During the presidential campaign, John Kerry had a pretty decent response when it came to describing his vote on the Iraq resolution that ultimately led to war. I gave the president the authority to deal with Saddam Hussein, Kerry said, but I didn’t know Bush was going to screw it up so badly.
It wasn’t a bad line, but it was the follow-up that seemed to get Kerry in trouble. Asked if he had it to do over again, knowing in 2004 what he knew in 2002, whether he’d vote the same way, Kerry said he would. That’s the part that never quite worked. If the Senate knew that there were no WMD, no nuclear program, no al Queda ties, no 9/11 connection, no unmanned drones, no mobile labs, no threat to the United States, and that Bush was cherry-picking the intelligence he wanted all along, why on earth would any sane person vote for the resolution? Why would there have even been a resolution?
Kerry didn’t want to say he made the wrong call. In a presidential campaign, no one ever does. The result was an awkward response to the most important issue of the campaign.

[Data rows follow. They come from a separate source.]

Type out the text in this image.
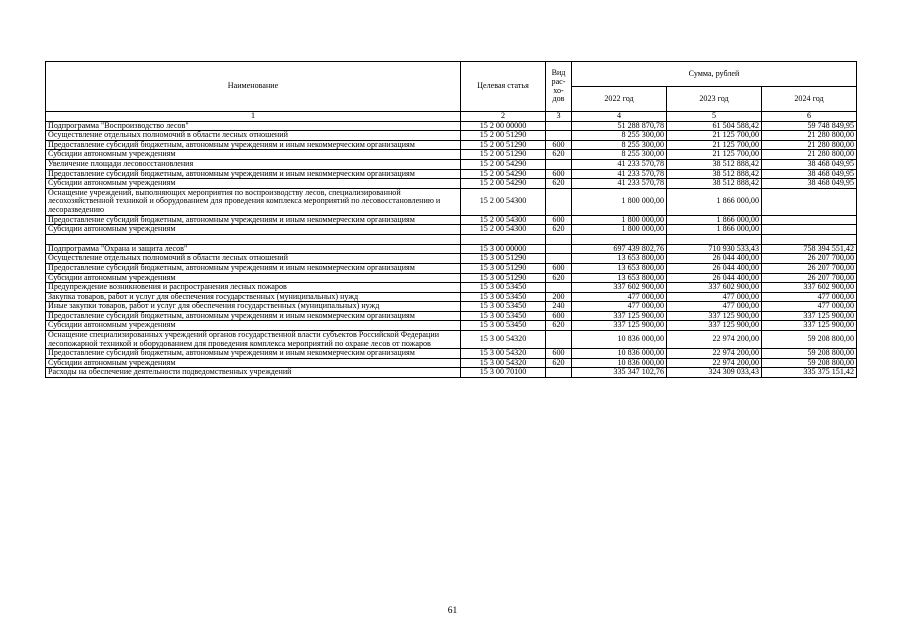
Наименование	Целевая статья	Вид рас- хо- дов	Сумма, рублей		
			2022 год	2023 год	2024 год
1	2	3	4	5	6
Подпрограмма "Воспроизводство лесов"	15 2 00 00000		51 288 870,78	61 504 588,42	59 748 849,95
Осуществление отдельных полномочий в области лесных отношений	15 2 00 51290		8 255 300,00	21 125 700,00	21 280 800,00
Предоставление субсидий бюджетным, автономным учреждениям и иным некоммерческим организациям	15 2 00 51290	600	8 255 300,00	21 125 700,00	21 280 800,00
Субсидии автономным учреждениям	15 2 00 51290	620	8 255 300,00	21 125 700,00	21 280 800,00
Увеличение площади лесовосстановления	15 2 00 54290		41 233 570,78	38 512 888,42	38 468 049,95
Предоставление субсидий бюджетным, автономным учреждениям и иным некоммерческим организациям	15 2 00 54290	600	41 233 570,78	38 512 888,42	38 468 049,95
Субсидии автономным учреждениям	15 2 00 54290	620	41 233 570,78	38 512 888,42	38 468 049,95
Оснащение учреждений, выполняющих мероприятия по воспроизводству лесов, специализированной лесохозяйственной техникой и оборудованием для проведения комплекса мероприятий по лесовосстановлению и лесоразведению	15 2 00 54300		1 800 000,00	1 866 000,00	
Предоставление субсидий бюджетным, автономным учреждениям и иным некоммерческим организациям	15 2 00 54300	600	1 800 000,00	1 866 000,00	
Субсидии автономным учреждениям	15 2 00 54300	620	1 800 000,00	1 866 000,00	

Подпрограмма "Охрана и защита лесов"	15 3 00 00000		697 439 802,76	710 930 533,43	758 394 551,42
Осуществление отдельных полномочий в области лесных отношений	15 3 00 51290		13 653 800,00	26 044 400,00	26 207 700,00
Предоставление субсидий бюджетным, автономным учреждениям и иным некоммерческим организациям	15 3 00 51290	600	13 653 800,00	26 044 400,00	26 207 700,00
Субсидии автономным учреждениям	15 3 00 51290	620	13 653 800,00	26 044 400,00	26 207 700,00
Предупреждение возникновения и распространения лесных пожаров	15 3 00 53450		337 602 900,00	337 602 900,00	337 602 900,00
Закупка товаров, работ и услуг для обеспечения государственных (муниципальных) нужд	15 3 00 53450	200	477 000,00	477 000,00	477 000,00
Иные закупки товаров, работ и услуг для обеспечения государственных (муниципальных) нужд	15 3 00 53450	240	477 000,00	477 000,00	477 000,00
Предоставление субсидий бюджетным, автономным учреждениям и иным некоммерческим организациям	15 3 00 53450	600	337 125 900,00	337 125 900,00	337 125 900,00
Субсидии автономным учреждениям	15 3 00 53450	620	337 125 900,00	337 125 900,00	337 125 900,00
Оснащение специализированных учреждений органов государственной власти субъектов Российской Федерации лесопожарной техникой и оборудованием для проведения комплекса мероприятий по охране лесов от пожаров	15 3 00 54320		10 836 000,00	22 974 200,00	59 208 800,00
Предоставление субсидий бюджетным, автономным учреждениям и иным некоммерческим организациям	15 3 00 54320	600	10 836 000,00	22 974 200,00	59 208 800,00
Субсидии автономным учреждениям	15 3 00 54320	620	10 836 000,00	22 974 200,00	59 208 800,00
Расходы на обеспечение деятельности подведомственных учреждений	15 3 00 70100		335 347 102,76	324 309 033,43	335 375 151,42
61
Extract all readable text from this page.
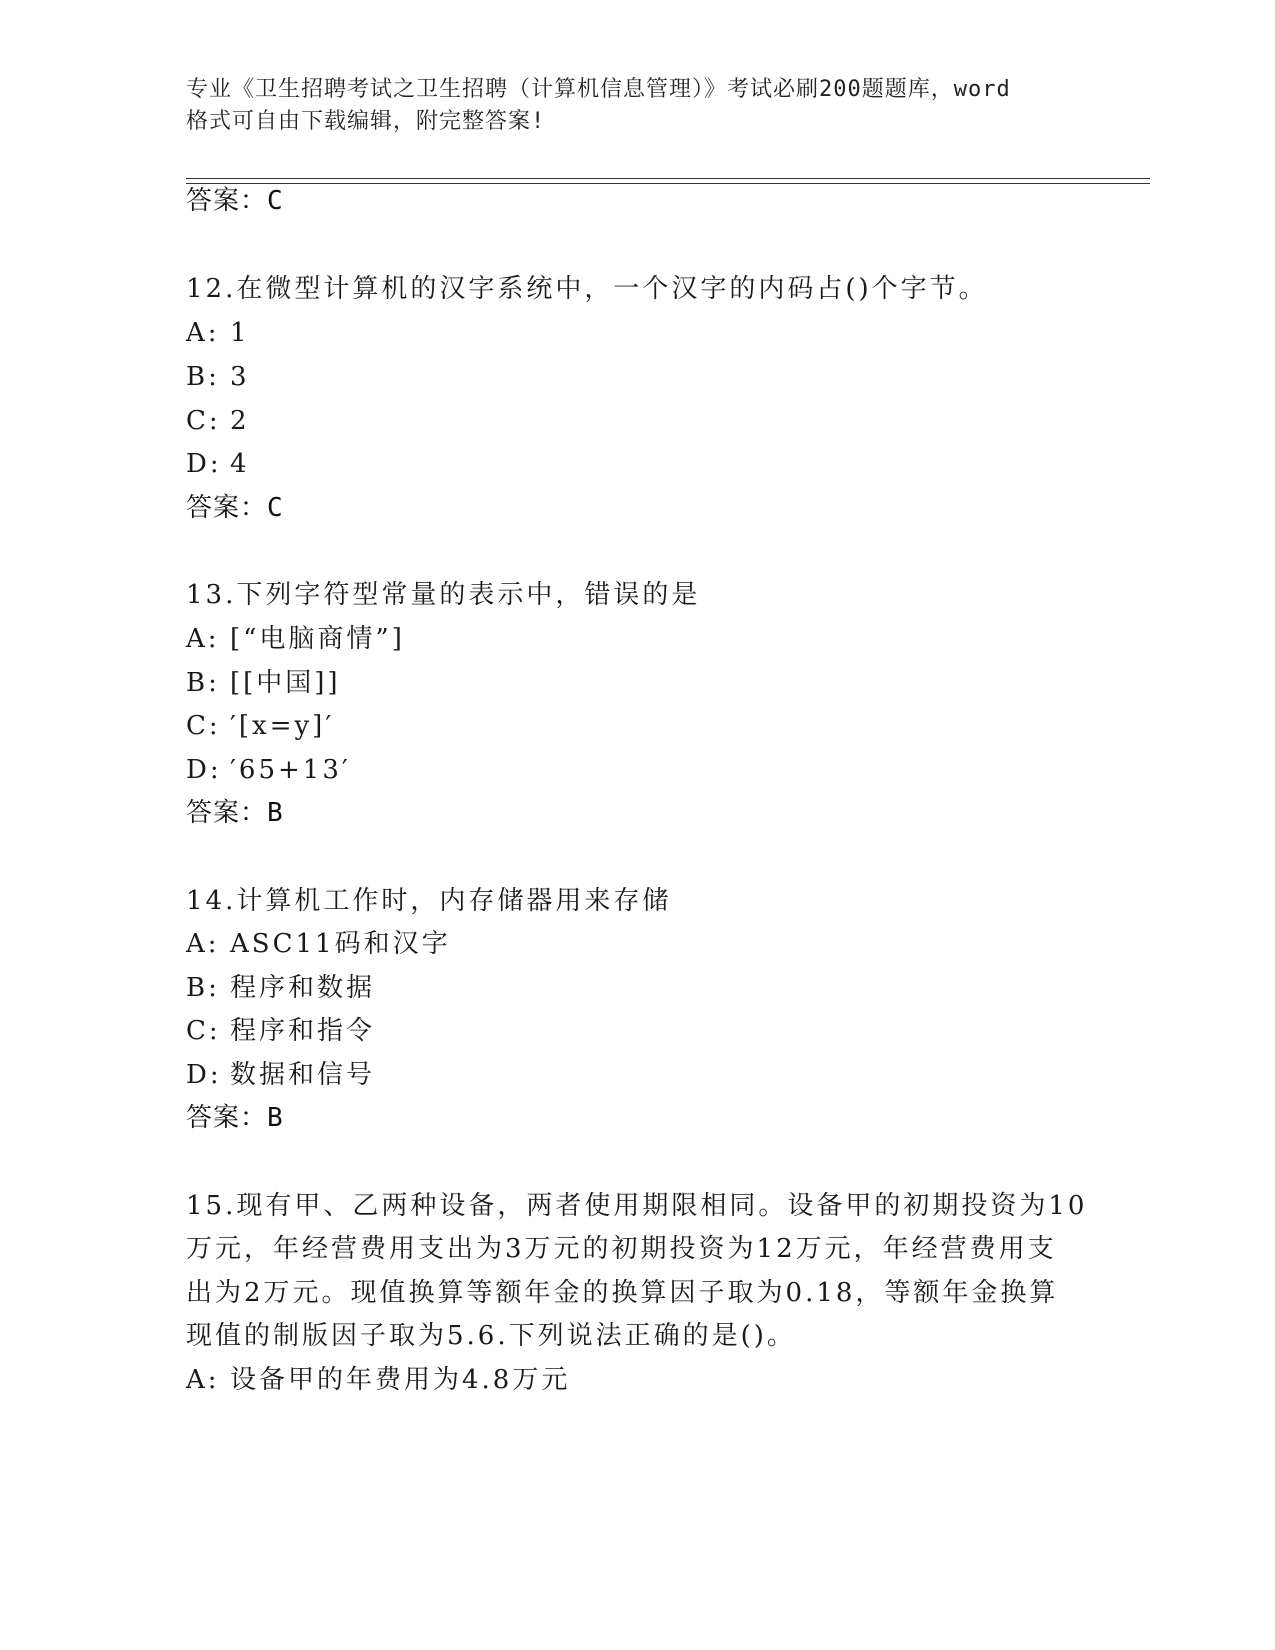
专业《卫生招聘考试之卫生招聘（计算机信息管理）》考试必刷200题题库，word
格式可自由下载编辑，附完整答案!
答案：C
12.在微型计算机的汉字系统中，一个汉字的内码占()个字节。
A: 1
B: 3
C: 2
D: 4
答案：C
13.下列字符型常量的表示中，错误的是
A: [“电脑商情”]
B: [[中国]]
C: ′[x=y]′
D: ′65+13′
答案：B
14.计算机工作时，内存储器用来存储
A: ASC11码和汉字
B: 程序和数据
C: 程序和指令
D: 数据和信号
答案：B
15.现有甲、乙两种设备，两者使用期限相同。设备甲的初期投资为10
万元，年经营费用支出为3万元的初期投资为12万元，年经营费用支
出为2万元。现值换算等额年金的换算因子取为0.18，等额年金换算
现值的制版因子取为5.6.下列说法正确的是()。
A: 设备甲的年费用为4.8万元
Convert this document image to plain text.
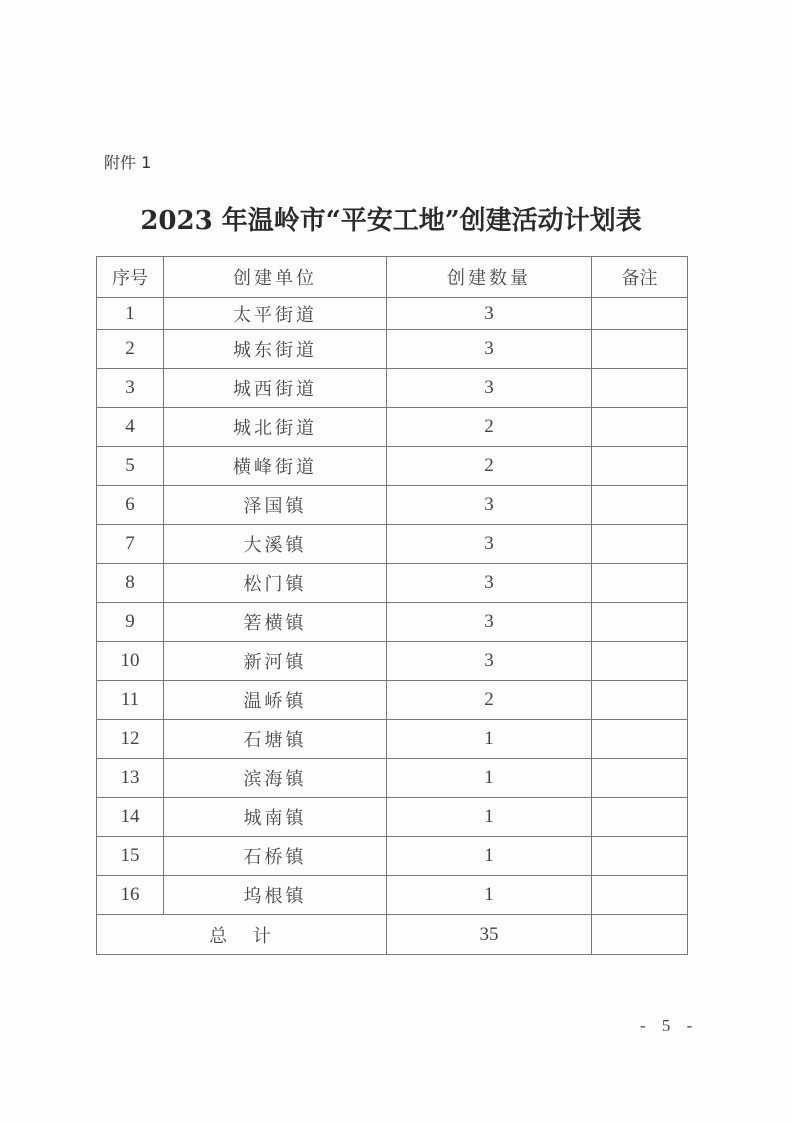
附件 1
2023 年温岭市“平安工地”创建活动计划表
序号	创建单位	创建数量	备注
1	太平街道	3	
2	城东街道	3	
3	城西街道	3	
4	城北街道	2	
5	横峰街道	2	
6	泽国镇	3	
7	大溪镇	3	
8	松门镇	3	
9	箬横镇	3	
10	新河镇	3	
11	温峤镇	2	
12	石塘镇	1	
13	滨海镇	1	
14	城南镇	1	
15	石桥镇	1	
16	坞根镇	1	
总 计		35	
- 5 -
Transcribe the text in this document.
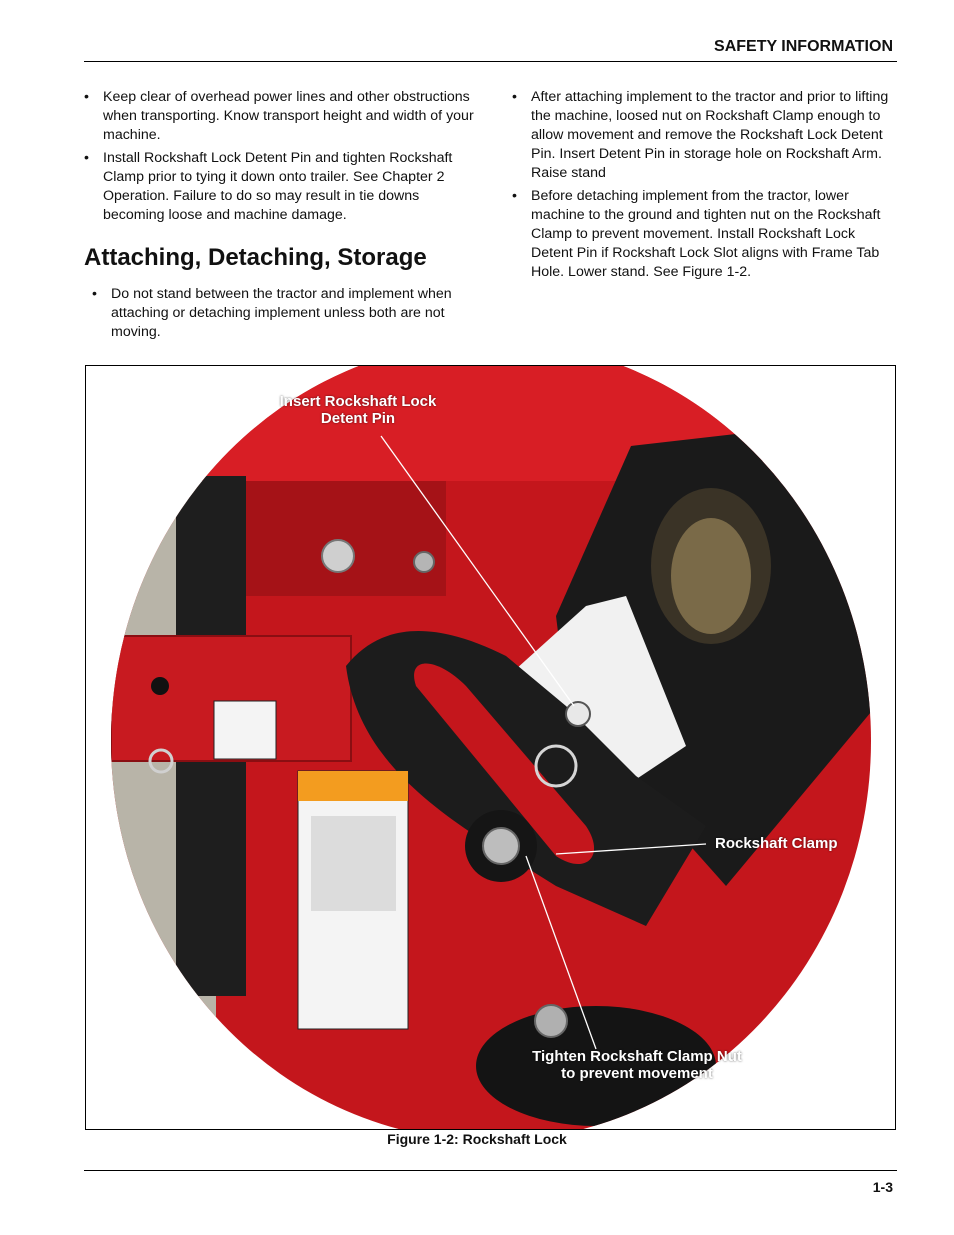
SAFETY INFORMATION
• Keep clear of overhead power lines and other obstructions when transporting. Know transport height and width of your machine.
• Install Rockshaft Lock Detent Pin and tighten Rockshaft Clamp prior to tying it down onto trailer. See Chapter 2 Operation. Failure to do so may result in tie downs becoming loose and machine damage.
Attaching, Detaching, Storage
• Do not stand between the tractor and implement when attaching or detaching implement unless both are not moving.
• After attaching implement to the tractor and prior to lifting the machine, loosed nut on Rockshaft Clamp enough to allow movement and remove the Rockshaft Lock Detent Pin. Insert Detent Pin in storage hole on Rockshaft Arm. Raise stand
• Before detaching implement from the tractor, lower machine to the ground and tighten nut on the Rockshaft Clamp to prevent movement. Install Rockshaft Lock Detent Pin if Rockshaft Lock Slot aligns with Frame Tab Hole. Lower stand. See Figure 1-2.
Insert Rockshaft Lock Detent Pin
Rockshaft Clamp
Tighten Rockshaft Clamp Nut to prevent movement
Figure 1-2: Rockshaft Lock
1-3
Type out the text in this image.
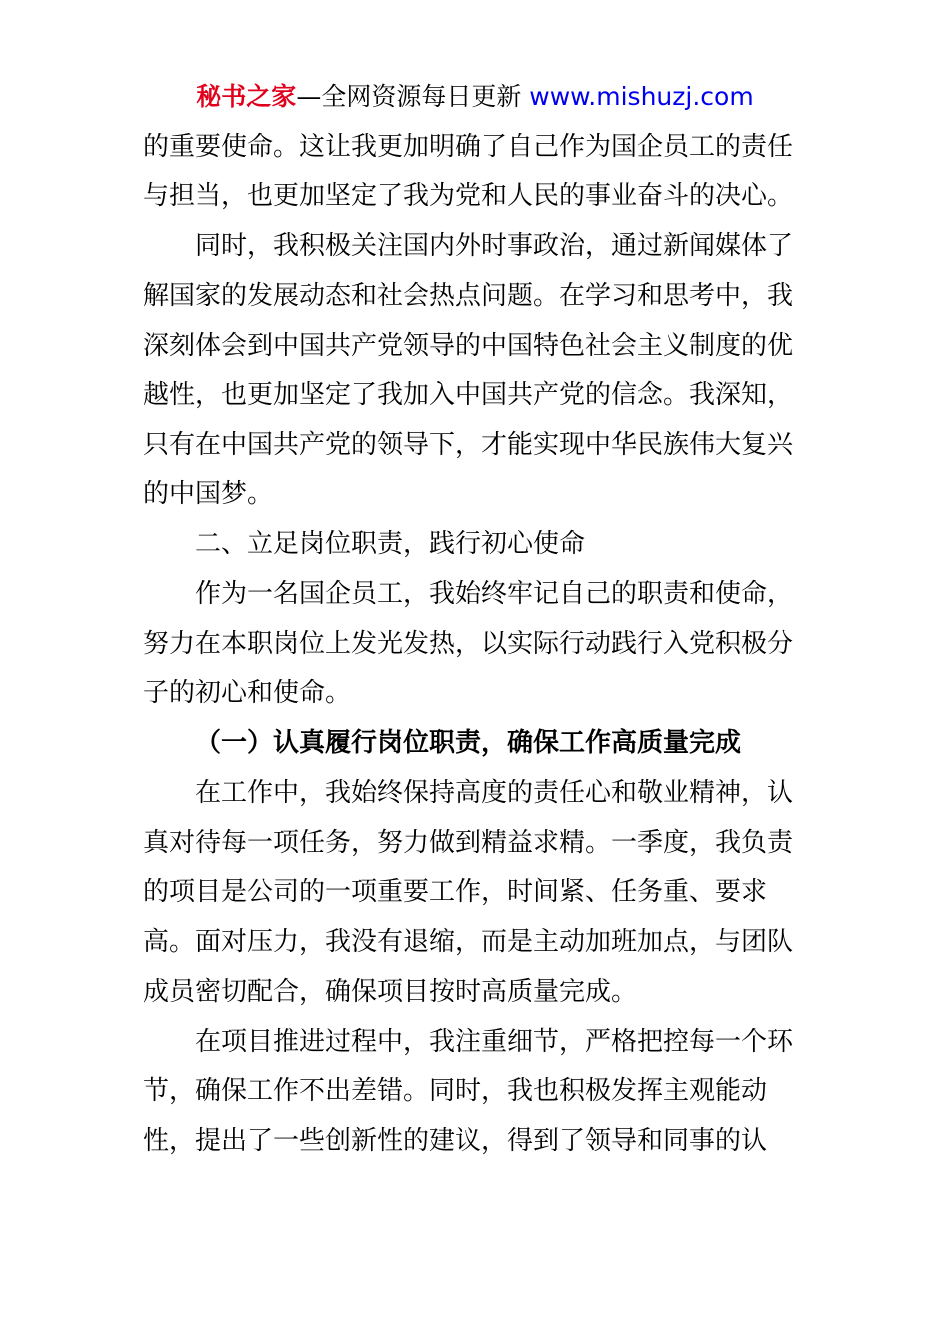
秘书之家—全网资源每日更新 www.mishuzj.com
的重要使命。这让我更加明确了自己作为国企员工的责任
与担当，也更加坚定了我为党和人民的事业奋斗的决心。
同时，我积极关注国内外时事政治，通过新闻媒体了
解国家的发展动态和社会热点问题。在学习和思考中，我
深刻体会到中国共产党领导的中国特色社会主义制度的优
越性，也更加坚定了我加入中国共产党的信念。我深知，
只有在中国共产党的领导下，才能实现中华民族伟大复兴
的中国梦。
二、立足岗位职责，践行初心使命
作为一名国企员工，我始终牢记自己的职责和使命，
努力在本职岗位上发光发热，以实际行动践行入党积极分
子的初心和使命。
（一）认真履行岗位职责，确保工作高质量完成
在工作中，我始终保持高度的责任心和敬业精神，认
真对待每一项任务，努力做到精益求精。一季度，我负责
的项目是公司的一项重要工作，时间紧、任务重、要求
高。面对压力，我没有退缩，而是主动加班加点，与团队
成员密切配合，确保项目按时高质量完成。
在项目推进过程中，我注重细节，严格把控每一个环
节，确保工作不出差错。同时，我也积极发挥主观能动
性，提出了一些创新性的建议，得到了领导和同事的认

But what about now? What do Dems who voted for that resolution say about their choice? It seems to me they do exactly what John Edwards has done.
I was wrong.
Almost three years ago we went into Iraq to remove what we were told — and what many of us believed and argued — was a threat to America. But in fact we now know that Iraq did not have weapons of mass destruction when our forces invaded Iraq in 2003. The intelligence was deeply flawed and, in some cases, manipulated to fit a political agenda.
It was a mistake to vote for this war in 2002. I take responsibility for that mistake. It has been hard to say these words because those who didn’t make a mistake — the men and women of our armed forces and their families — have performed heroically and paid a dear price.
The world desperately needs moral leadership from America, and the foundation for moral leadership is telling the truth.
While we can’t change the past, we need to accept responsibility, because a key part of restoring America’s moral leadership is acknowledging when we’ve made mistakes or been proven wrong — and showing that we have the creativity and guts to make it right.
The argument for going to war with Iraq was based on intelligence that we now know was inaccurate. The information the American people were hearing from the president — and that I was being given by our intelligence community — wasn’t the whole story. Had I known this at the time, I never would have voted for this war.
Edwards’ line seems so obvious, it’s amazing others haven’t gone there before him.
It’s an approach that accepts responsibility and acknowledges reality before moving forward. Just as importantly, it turns the question back around at the GOP — Bush, among others, insists he’d do everything exactly the same way, even if he knew then what he knows now. If there’s a compelling explanation for such a position, no one’s thought of it yet.
So, Edwards becomes the first to use the magical “I was wrong” phrase. Who’s next?